Local video: Take a video tour inside the Clermont Hotel.
"We didn't know if it would be a antique store or a hotel," said Plumlee, who at one point considered turning the building into an assisted-living facility. "It took us five years to get it open. We bought it out of a bankruptcy and it was totally vacant."
During the five years, Potts, who worked as an interior designer before buying the hotel, added bathrooms and wallpaper and took down walls. She furnished the entire hotel and made updates to modernize the building.
The Clermont Hotel now welcomes visitors from all over and holds birthday parties and weddings.
According to longtime Clermont resident Robert Allison, the 13,000-square-foot hotel was built in 1912 by T.C. Miller.
"Well, what it really was, when the train was running through there, people would come on their travels from somewhere or another," he said. "The old school, the two-story school house, kept boarders there and people would come from all over the country to try and go to school there (Chattahoochee High School)."
The hotel fell on hard times after the train quit running through Clermont.

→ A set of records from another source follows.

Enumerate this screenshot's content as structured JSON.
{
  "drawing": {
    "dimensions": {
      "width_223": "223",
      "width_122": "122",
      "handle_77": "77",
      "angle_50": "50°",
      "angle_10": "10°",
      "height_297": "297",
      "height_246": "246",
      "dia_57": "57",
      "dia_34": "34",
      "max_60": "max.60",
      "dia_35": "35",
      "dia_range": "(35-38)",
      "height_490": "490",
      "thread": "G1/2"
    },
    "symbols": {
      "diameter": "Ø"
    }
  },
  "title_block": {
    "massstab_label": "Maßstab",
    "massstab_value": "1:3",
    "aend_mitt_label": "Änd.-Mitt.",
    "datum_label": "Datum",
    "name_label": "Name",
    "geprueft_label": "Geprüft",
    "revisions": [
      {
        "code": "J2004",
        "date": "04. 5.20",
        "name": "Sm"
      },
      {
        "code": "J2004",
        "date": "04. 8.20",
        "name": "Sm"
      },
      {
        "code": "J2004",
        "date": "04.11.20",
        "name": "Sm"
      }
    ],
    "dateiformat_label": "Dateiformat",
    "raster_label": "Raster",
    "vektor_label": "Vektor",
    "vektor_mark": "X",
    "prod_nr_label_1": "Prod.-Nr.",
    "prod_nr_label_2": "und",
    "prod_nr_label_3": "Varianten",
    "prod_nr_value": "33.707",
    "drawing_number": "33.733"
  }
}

"I can remember that after the train quit running that they were renting apartments out to people for them to live in," said Allison, who added the Haynes family owned the hotel at that time. "It would cost you $10 a month to rent you a place to live, and it stayed full.
"I don't think that I ever stayed there, but my aunt had a room there and I had friends over there."
Years ago the Clermont post office was housed in the hotel, Potts and Allison agreed.
The original building had 20 rooms, tea rooms and one single bath, according to the hotel's Web site. Currently, the hotel has seven rooms for guests. The downstairs lobby, dining room, bar and kitchen today are close to their original locations.
"The whole front is original, all the glass is original," Potts said. "There is a slab of concrete under the (lobby) floor, there is no basement. Evidently they also had a feed store in here, so in order to have that heavy stuff in here I'm sure it was concrete.
"This is the same floor; when we bought it I kept it this way," Potts said. "You can see where it (the floor) was painted here. You cannot sand these down for refinishing; they tried upstairs a couple years ago and it was a mess because they are so uneven. A few of the rooms I did have to add carpet."
During the lifetime of the historic building, different innkeepers have run the hotel. In the 1930s, John Milton Haynes owned the hotel, which he renamed the Haynes Hotel. Then Sara Herndon bought the hotel from Haynes and named it The Colony House.
The second floor of the building is where the bulk of the guest rooms are located. The hallway and common areas are painted and upholstered in a peachy-pink theme.
"I call it a peach," Potts said. "Everything was Confederate gray, if you can imagine how depressing that was.
The furniture has come from everywhere ... in order to get the bathrooms in, I had to break the rooms up into two different rooms."
There is a bridal suite upstairs, which guests from about 20 different weddings have enjoyed.
"Each room is totally different, and I had to do it a little bit at a time," Potts said. "I could write a book about the hotel."
The hotel, according to Clermont mayor James Nix, is a nice addition to downtown Clermont.
"It's a nice old building," Nix said. "It's something that most people in Clermont like to see it still be there."